Joint Press Release
January 30, 2020
Statement by Vice Chair for Supervision Randal K. Quarles
I want to thank our staff for their work on these important projects and the staff of the four other agencies responsible for implementing and enforcing the Volcker rule, and I'd like to thank them all for a quite exceptionally high level of professionalism, collegiality, and dedication in these projects.
The objective behind the Volcker covered funds proposal is straightforward: simplifying the Volcker rule in light of our experience with the rule over six years of implementation. This is a goal that is shared among all five agencies and among policymakers at those agencies with many different backgrounds. Since the agencies originally finalized the Volcker rule regulation in December of 2013, each agency has collected and reflected on many lessons learned. In particular, it is inescapable that compliance and enforcement have been difficult and can be simplified for both banking entities and regulators.
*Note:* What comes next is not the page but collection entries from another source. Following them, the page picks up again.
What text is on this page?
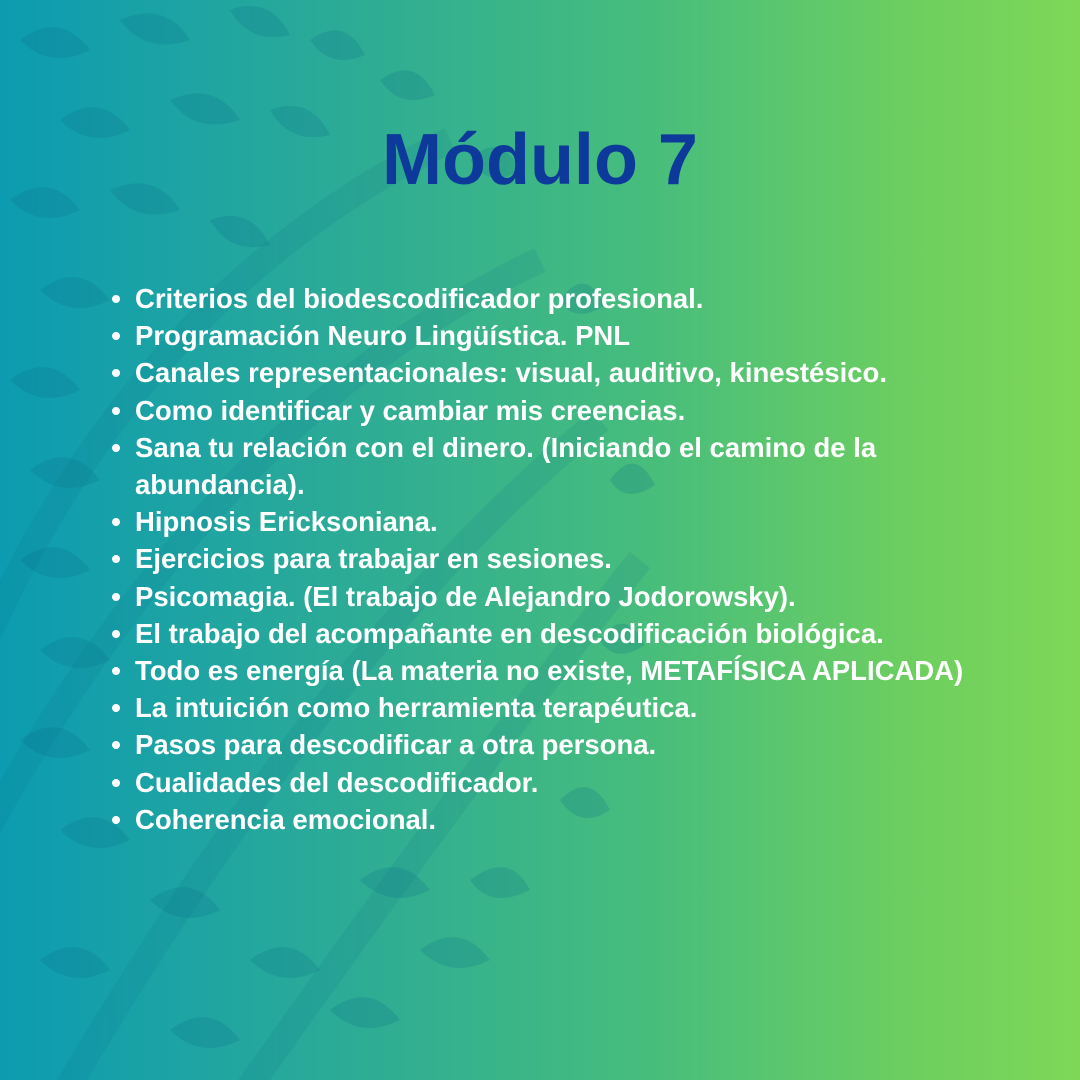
Módulo 7
Criterios del biodescodificador profesional.
Programación Neuro Lingüística. PNL
Canales representacionales: visual, auditivo, kinestésico.
Como identificar y cambiar mis creencias.
Sana tu relación con el dinero. (Iniciando el camino de la abundancia).
Hipnosis Ericksoniana.
Ejercicios para trabajar en sesiones.
Psicomagia. (El trabajo de Alejandro Jodorowsky).
El trabajo del acompañante en descodificación biológica.
Todo es energía (La materia no existe, METAFÍSICA APLICADA)
La intuición como herramienta terapéutica.
Pasos para descodificar a otra persona.
Cualidades del descodificador.
Coherencia emocional.
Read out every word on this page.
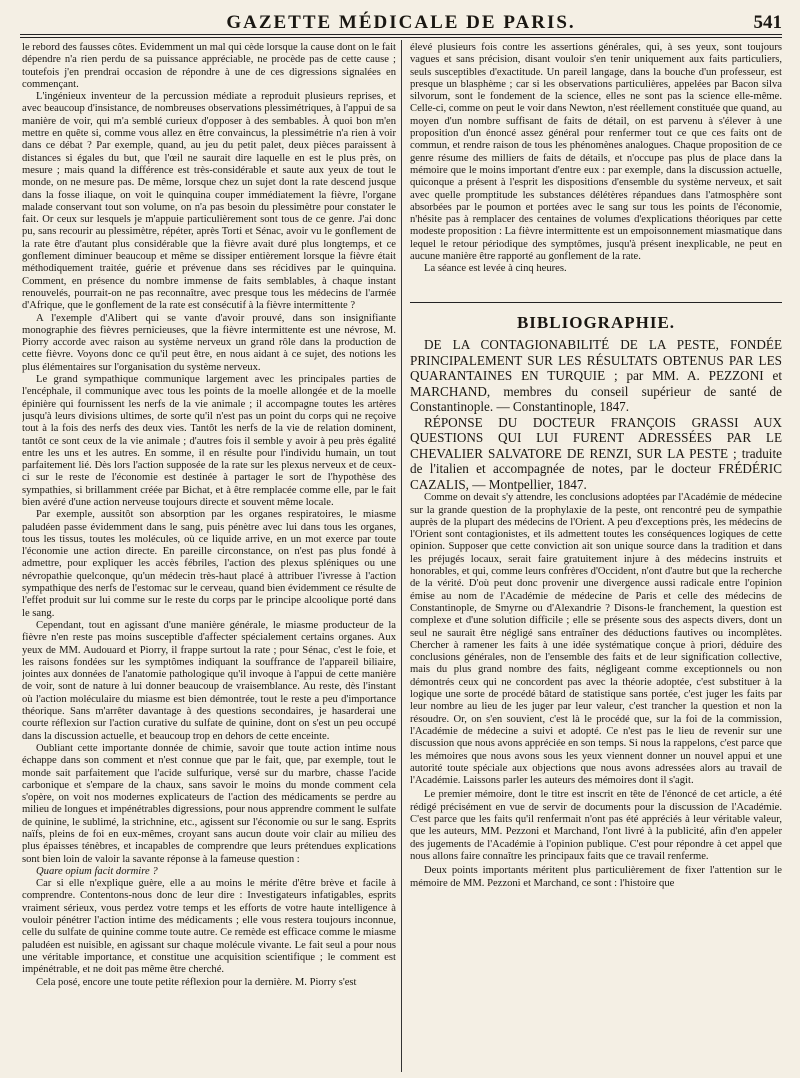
GAZETTE MÉDICALE DE PARIS.	541

le rebord des fausses côtes. Évidemment un mal qui cède lorsque la cause dont on le fait dépendre n'a rien perdu de sa puissance appréciable, ne procède pas de cette cause ; toutefois j'en prendrai occasion de répondre à une de ces digressions signalées en commençant.

L'ingénieux inventeur de la percussion médiate a reproduit plusieurs reprises, et avec beaucoup d'insistance, de nombreuses observations plessimétriques, à l'appui de sa manière de voir, qui m'a semblé curieux d'opposer à des sembables. À quoi bon m'en mettre en quête si, comme vous allez en être convaincus, la plessimétrie n'a rien à voir dans ce débat ? Par exemple, quand, au jeu du petit palet, deux pièces paraissent à distances si égales du but, que l'œil ne saurait dire laquelle en est le plus près, on mesure ; mais quand la différence est très-considérable et saute aux yeux de tout le monde, on ne mesure pas. De même, lorsque chez un sujet dont la rate descend jusque dans la fosse iliaque, on voit le quinquina couper immédiatement la fièvre, l'organe malade conservant tout son volume, on n'a pas besoin du plessimètre pour constater le fait. Or ceux sur lesquels je m'appuie particulièrement sont tous de ce genre. J'ai donc pu, sans recourir au plessimètre, répéter, après Torti et Sénac, avoir vu le gonflement de la rate être d'autant plus considérable que la fièvre avait duré plus longtemps, et ce gonflement diminuer beaucoup et même se dissiper entièrement lorsque la fièvre était méthodiquement traitée, guérie et prévenue dans ses récidives par le quinquina. Comment, en présence du nombre immense de faits semblables, à chaque instant renouvelés, pourrait-on ne pas reconnaître, avec presque tous les médecins de l'armée d'Afrique, que le gonflement de la rate est consécutif à la fièvre intermittente ?

A l'exemple d'Alibert qui se vante d'avoir prouvé, dans son insignifiante monographie des fièvres pernicieuses, que la fièvre intermittente est une névrose, M. Piorry accorde avec raison au système nerveux un grand rôle dans la production de cette fièvre. Voyons donc ce qu'il peut être, en nous aidant à ce sujet, des notions les plus élémentaires sur l'organisation du système nerveux.

Le grand sympathique communique largement avec les principales parties de l'encéphale, il communique avec tous les points de la moelle allongée et de la moelle épinière qui fournissent les nerfs de la vie animale ; il accompagne toutes les artères jusqu'à leurs divisions ultimes, de sorte qu'il n'est pas un point du corps qui ne reçoive tout à la fois des nerfs des deux vies. Tantôt les nerfs de la vie de relation dominent, tantôt ce sont ceux de la vie animale ; d'autres fois il semble y avoir à peu près égalité entre les uns et les autres. En somme, il en résulte pour l'individu humain, un tout parfaitement lié. Dès lors l'action supposée de la rate sur les plexus nerveux et de ceux-ci sur le reste de l'économie est destinée à partager le sort de l'hypothèse des sympathies, si brillamment créée par Bichat, et à être remplacée comme elle, par le fait bien avéré d'une action nerveuse toujours directe et souvent même locale.

Par exemple, aussitôt son absorption par les organes respiratoires, le miasme paludéen passe évidemment dans le sang, puis pénètre avec lui dans tous les organes, tous les tissus, toutes les molécules, où ce liquide arrive, en un mot exerce par toute l'économie une action directe. En pareille circonstance, on n'est pas plus fondé à admettre, pour expliquer les accès fébriles, l'action des plexus spléniques ou une névropathie quelconque, qu'un médecin très-haut placé à attribuer l'ivresse à l'action sympathique des nerfs de l'estomac sur le cerveau, quand bien évidemment ce résulte de l'effet produit sur lui comme sur le reste du corps par le principe alcoolique porté dans le sang.

Cependant, tout en agissant d'une manière générale, le miasme producteur de la fièvre n'en reste pas moins susceptible d'affecter spécialement certains organes. Aux yeux de MM. Audouard et Piorry, il frappe surtout la rate ; pour Sénac, c'est le foie, et les raisons fondées sur les symptômes indiquant la souffrance de l'appareil biliaire, jointes aux données de l'anatomie pathologique qu'il invoque à l'appui de cette manière de voir, sont de nature à lui donner beaucoup de vraisemblance. Au reste, dès l'instant où l'action moléculaire du miasme est bien démontrée, tout le reste a peu d'importance théorique. Sans m'arrêter davantage à des questions secondaires, je hasarderai une courte réflexion sur l'action curative du sulfate de quinine, dont on s'est un peu occupé dans la discussion actuelle, et beaucoup trop en dehors de cette enceinte.

Oubliant cette importante donnée de chimie, savoir que toute action intime nous échappe dans son comment et n'est connue que par le fait, que, par exemple, tout le monde sait parfaitement que l'acide sulfurique, versé sur du marbre, chasse l'acide carbonique et s'empare de la chaux, sans savoir le moins du monde comment cela s'opère, on voit nos modernes explicateurs de l'action des médicaments se perdre au milieu de longues et impénétrables digressions, pour nous apprendre comment le sulfate de quinine, le sublimé, la strichnine, etc., agissent sur l'économie ou sur le sang. Esprits naïfs, pleins de foi en eux-mêmes, croyant sans aucun doute voir clair au milieu des plus épaisses ténèbres, et incapables de comprendre que leurs prétendues explications sont bien loin de valoir la savante réponse à la fameuse question :

Quare opium facit dormire ?

Car si elle n'explique guère, elle a au moins le mérite d'être brève et facile à comprendre. Contentons-nous donc de leur dire : Investigateurs infatigables, esprits vraiment sérieux, vous perdez votre temps et les efforts de votre haute intelligence à vouloir pénétrer l'action intime des médicaments ; elle vous restera toujours inconnue, celle du sulfate de quinine comme toute autre. Ce remède est efficace comme le miasme paludéen est nuisible, en agissant sur chaque molécule vivante. Le fait seul a pour nous une véritable importance, et constitue une acquisition scientifique ; le comment est impénétrable, et ne doit pas même être cherché.

Cela posé, encore une toute petite réflexion pour la dernière. M. Piorry s'est

élevé plusieurs fois contre les assertions générales, qui, à ses yeux, sont toujours vagues et sans précision, disant vouloir s'en tenir uniquement aux faits particuliers, seuls susceptibles d'exactitude. Un pareil langage, dans la bouche d'un professeur, est presque un blasphème ; car si les observations particulières, appelées par Bacon silva silvorum, sont le fondement de la science, elles ne sont pas la science elle-même. Celle-ci, comme on peut le voir dans Newton, n'est réellement constituée que quand, au moyen d'un nombre suffisant de faits de détail, on est parvenu à s'élever à une proposition d'un énoncé assez général pour renfermer tout ce que ces faits ont de commun, et rendre raison de tous les phénomènes analogues. Chaque proposition de ce genre résume des milliers de faits de détails, et n'occupe pas plus de place dans la mémoire que le moins important d'entre eux : par exemple, dans la discussion actuelle, quiconque a présent à l'esprit les dispositions d'ensemble du système nerveux, et sait avec quelle promptitude les substances délétères répandues dans l'atmosphère sont absorbées par le poumon et portées avec le sang sur tous les points de l'économie, n'hésite pas à remplacer des centaines de volumes d'explications théoriques par cette modeste proposition : La fièvre intermittente est un empoisonnement miasmatique dans lequel le retour périodique des symptômes, jusqu'à présent inexplicable, ne peut en aucune manière être rapporté au gonflement de la rate.

La séance est levée à cinq heures.

BIBLIOGRAPHIE.

DE LA CONTAGIONABILITÉ DE LA PESTE, FONDÉE PRINCIPALEMENT SUR LES RÉSULTATS OBTENUS PAR LES QUARANTAINES EN TURQUIE ; par MM. A. PEZZONI et MARCHAND, membres du conseil supérieur de santé de Constantinople. — Constantinople, 1847.

RÉPONSE DU DOCTEUR FRANÇOIS GRASSI AUX QUESTIONS QUI LUI FURENT ADRESSÉES PAR LE CHEVALIER SALVATORE DE RENZI, SUR LA PESTE ; traduite de l'italien et accompagnée de notes, par le docteur FRÉDÉRIC CAZALIS, — Montpellier, 1847.

Comme on devait s'y attendre, les conclusions adoptées par l'Académie de médecine sur la grande question de la prophylaxie de la peste, ont rencontré peu de sympathie auprès de la plupart des médecins de l'Orient. A peu d'exceptions près, les médecins de l'Orient sont contagionistes, et ils admettent toutes les conséquences logiques de cette opinion. Supposer que cette conviction ait son unique source dans la tradition et dans les préjugés locaux, serait faire gratuitement injure à des médecins instruits et honorables, et qui, comme leurs confrères d'Occident, n'ont d'autre but que la recherche de la vérité. D'où peut donc provenir une divergence aussi radicale entre l'opinion émise au nom de l'Académie de médecine de Paris et celle des médecins de Constantinople, de Smyrne ou d'Alexandrie ? Disons-le franchement, la question est complexe et d'une solution difficile ; elle se présente sous des aspects divers, dont un seul ne saurait être négligé sans entraîner des déductions fautives ou incomplètes. Chercher à ramener les faits à une idée systématique conçue à priori, déduire des conclusions générales, non de l'ensemble des faits et de leur signification collective, mais du plus grand nombre des faits, négligeant comme exceptionnels ou non démontrés ceux qui ne concordent pas avec la théorie adoptée, c'est substituer à la logique une sorte de procédé bâtard de statistique sans portée, c'est juger les faits par leur nombre au lieu de les juger par leur valeur, c'est trancher la question et non la résoudre. Or, on s'en souvient, c'est là le procédé que, sur la foi de la commission, l'Académie de médecine a suivi et adopté. Ce n'est pas le lieu de revenir sur une discussion que nous avons appréciée en son temps. Si nous la rappelons, c'est parce que les mémoires que nous avons sous les yeux viennent donner un nouvel appui et une autorité toute spéciale aux objections que nous avons adressées alors au travail de l'Académie. Laissons parler les auteurs des mémoires dont il s'agit.

Le premier mémoire, dont le titre est inscrit en tête de l'énoncé de cet article, a été rédigé précisément en vue de servir de documents pour la discussion de l'Académie. C'est parce que les faits qu'il renfermait n'ont pas été appréciés à leur véritable valeur, que les auteurs, MM. Pezzoni et Marchand, l'ont livré à la publicité, afin d'en appeler des jugements de l'Académie à l'opinion publique. C'est pour répondre à cet appel que nous allons faire connaître les principaux faits que ce travail renferme.

Deux points importants méritent plus particulièrement de fixer l'attention sur le mémoire de MM. Pezzoni et Marchand, ce sont : l'histoire que
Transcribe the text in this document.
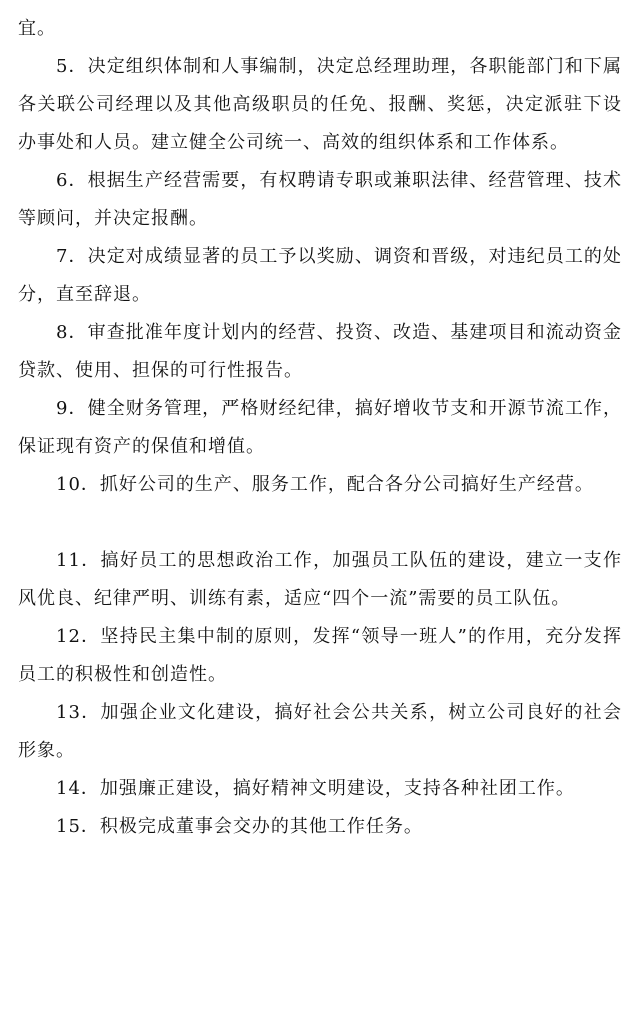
宜。

5．决定组织体制和人事编制，决定总经理助理，各职能部门和下属各关联公司经理以及其他高级职员的任免、报酬、奖惩，决定派驻下设办事处和人员。建立健全公司统一、高效的组织体系和工作体系。

6．根据生产经营需要，有权聘请专职或兼职法律、经营管理、技术等顾问，并决定报酬。

7．决定对成绩显著的员工予以奖励、调资和晋级，对违纪员工的处分，直至辞退。

8．审查批准年度计划内的经营、投资、改造、基建项目和流动资金贷款、使用、担保的可行性报告。

9．健全财务管理，严格财经纪律，搞好增收节支和开源节流工作，保证现有资产的保值和增值。

10．抓好公司的生产、服务工作，配合各分公司搞好生产经营。

11．搞好员工的思想政治工作，加强员工队伍的建设，建立一支作风优良、纪律严明、训练有素，适应“四个一流”需要的员工队伍。

12．坚持民主集中制的原则，发挥“领导一班人”的作用，充分发挥员工的积极性和创造性。

13．加强企业文化建设，搞好社会公共关系，树立公司良好的社会形象。

14．加强廉正建设，搞好精神文明建设，支持各种社团工作。

15．积极完成董事会交办的其他工作任务。
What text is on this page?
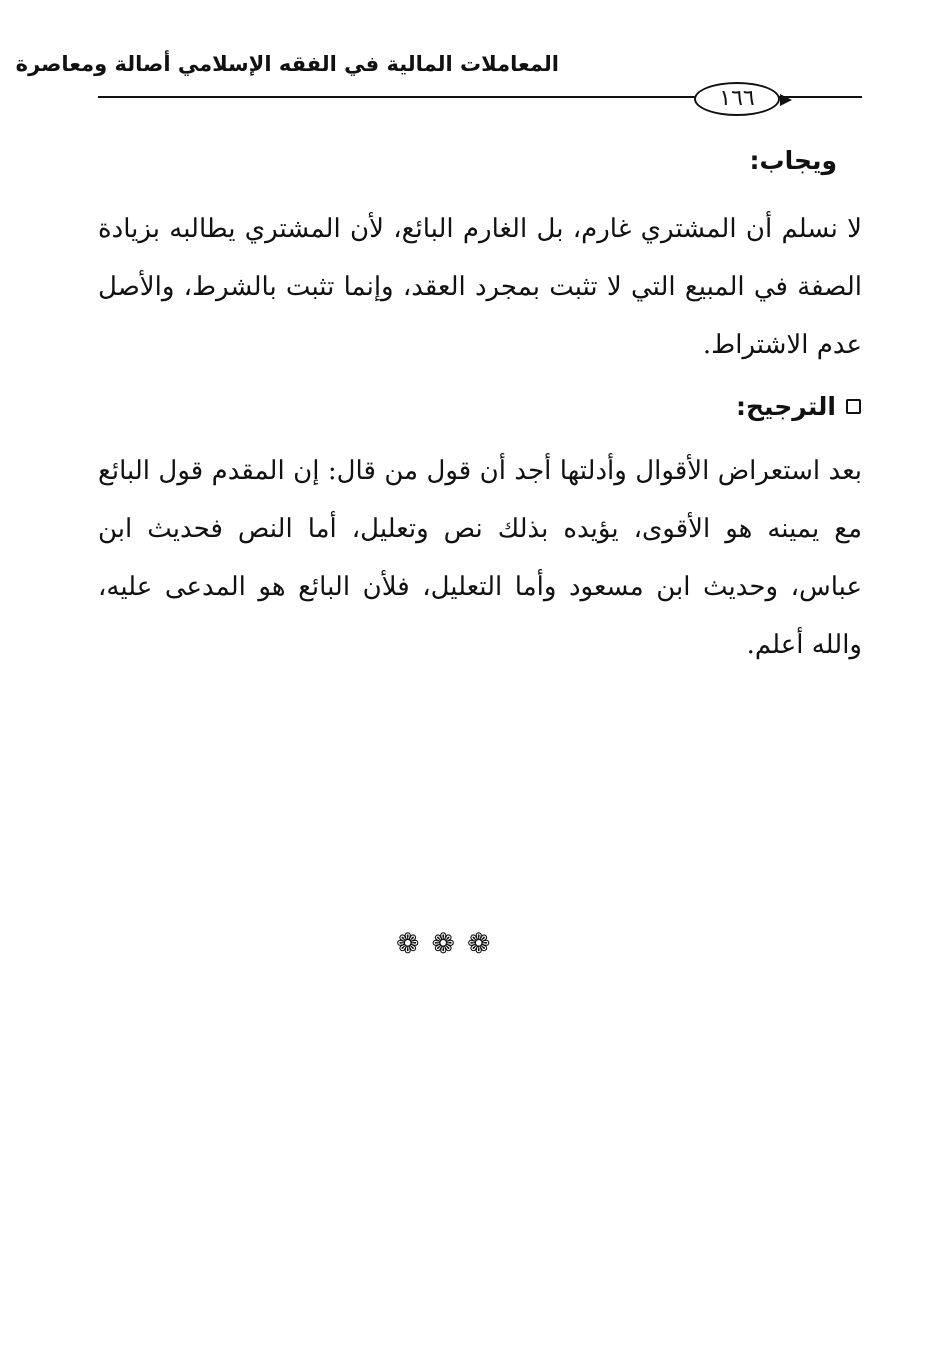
المعاملات المالية في الفقه الإسلامي أصالة ومعاصرة
١٦٦
ويجاب:
لا نسلم أن المشتري غارم، بل الغارم البائع، لأن المشتري يطالبه بزيادة الصفة في المبيع التي لا تثبت بمجرد العقد، وإنما تثبت بالشرط، والأصل عدم الاشتراط.
الترجيح:
بعد استعراض الأقوال وأدلتها أجد أن قول من قال: إن المقدم قول البائع مع يمينه هو الأقوى، يؤيده بذلك نص وتعليل، أما النص فحديث ابن عباس، وحديث ابن مسعود وأما التعليل، فلأن البائع هو المدعى عليه، والله أعلم.
❁ ❁ ❁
The Volcker covered funds proposal has been informed by significant public input. Notably, the Volcker proposal on proprietary trading which we made in 2018 invited comment from the public on how the covered funds provisions could be improved. Many comments have been received in response over the subsequent 18 months, and this proposal takes into account many of those comments.
Broadly, the changes in the proposal can be grouped into three buckets:
- First, improving and clarifying the treatment of foreign funds;
- Second, simplifying and clarifying the operation and compliance requirements of the rule;
- And third, permitting banking entities to engage in additional fund-related activities, which do not present the risks that the Volcker rule was intended to address.
Let me focus quickly on the third bucket of changes. They would allow a banking entity to engage in certain activities indirectly through a fund structure. However, existing law has always allowed banks to engage directly in these activities. So to put it plainly: Today's proposal simply allows banks to engage in already permitted activities, such as venture capital investment, through a fund structure. And to mitigate any risks present with activity through a fund, the proposal does not allow banks to engage in proprietary trading through a fund structure, restricts a banking entity from bailing out the funds it sponsors, limits conflicts of interest between the banking entity and fund, and of course, the activity remains subject to the same strict capital charges even if it is conducted through a fund structure.
The proposal seeks comment on a variety of fronts, ranging from narrow to broad, and I encourage views from all sides to weigh in on how the proposal can be improved, while maintaining the safety and soundness of firms and complying with statutory requirements. We will genuinely listen to those comments and take them into account as we formulate a final rule. I very much look forward to public feedback on the Volcker covered funds proposal.
Turning to "control," the concept of control is a threshold issue for the Board because it determines the perimeter of the Board's supervisory and regulatory authority over depository institution holding companies. Under the Bank Holding Company Act and the Home Owners' Loan Act, the Board is charged with oversight over companies that control a bank or savings association.
The Board's control regime has developed over many decades through an opaque common law process and has become one of the more ad hoc and complicated areas of the Board's regulatory administration. The complexity and relative lack of transparency of the Board's case-by-case approach to control can impose a substantial compliance and uncertainty burden on the public, especially banking organizations and investors. By establishing a broadly applicable and uniform set of rules, the final rule being considered today is intended to enhance the predictability, simplicity, and transparency of the Board's framework for evaluating control.
Many of the control doctrines of the Board and staff have been unwritten or have been written, but not well publicized. Most of the control doctrines of the Board and staff also had never gone through the crucible of a public comment process. I am pleased that these doctrines will now be available to the public with a framework that has been determined after going through the standard notice-and-comment process.